Wzięłyśmy walizki i podążając za Panem Tatą z host rodzinki znalazłyśmy się pod blokiem. Była to dzielnica Triana, znajdująca się zaraz obok centrum miasta. Weszłyśmy do domu, z wielką radością powitała nas Pani Mama. Od razu dostałyśmy hasło do WiFi i wodę. Otworzyła nam drzwi, a naszym oczom ukazało się miejsce gdzie przez następny miesiąc mogłyśmy się czuć jak Harry Potter: pokój 2×2, kraty w oknach… tylko sowy brak. W sumie dobrze, że jej nie było, bo brakowałoby miejsca. Ogólnie rzecz biorąc było przytulnie. Od razu przeprowadziłyśmy dwugodzinną rozmowę (oczywiście z pomocą translatora), z której nic nie wynikło #perfecto. Na szczęście z czasem było coraz łatwiej się porozumieć.
Starałyśmy się używać języka hiszpańskiego na tyle ile potrafimy – #sí, #no.
A teraz przejdźmy do najważniejszego wątku: posiłków.

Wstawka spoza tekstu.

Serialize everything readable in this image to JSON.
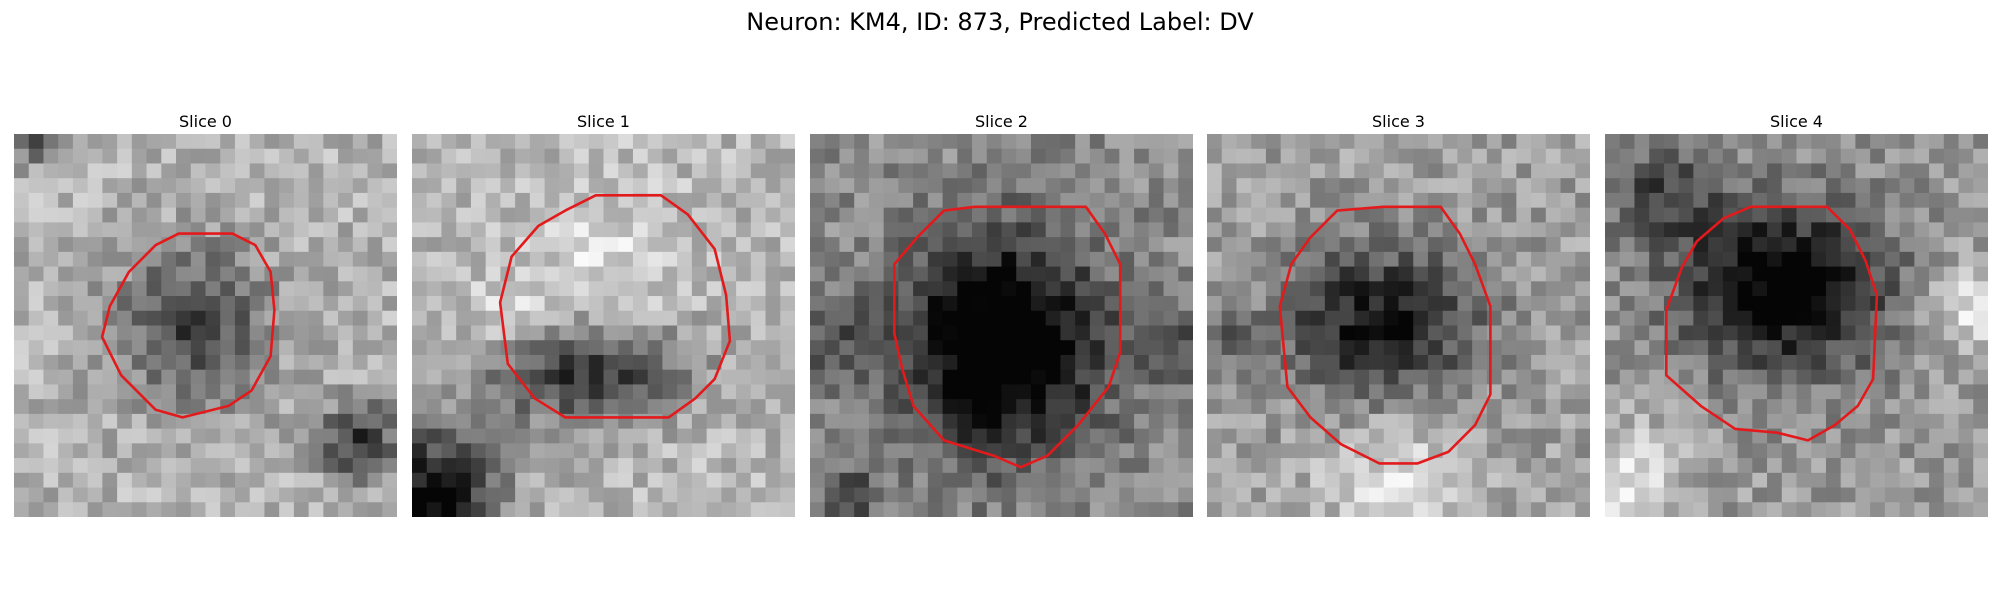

Były dobre, typowa andaluzyjska kuchnia. Bardzo zasmakowała nam tradycyjna hiszpańska tortilla. Zaskoczyła nas jedynie ich wielkość, chyba wzięto nas za zawodników sumo, ale nie narzekałyśmy. Tak samo nie narzekałyśmy jak zdarzyło się, że woda pod prysznicem miała 10*C. Ogólnie czas mijał, a my czułyśmy się coraz lepiej, coraz bardziej jak w domu.
Okazało się, że jednak mieszkanie u rodziny to świetna sprawa, między innymi dlatego, że mogłyśmy lepiej poznać kulturę Hiszpanii. Pani Mama pokazała nam wiele ciekawych miejsc, które odwiedziłyśmy, a także poleciła świetne kawiarnie i restauracje.
Na pewno będziemy mile wspominać spędzony tu czas, a na święta wysyłać życzenia!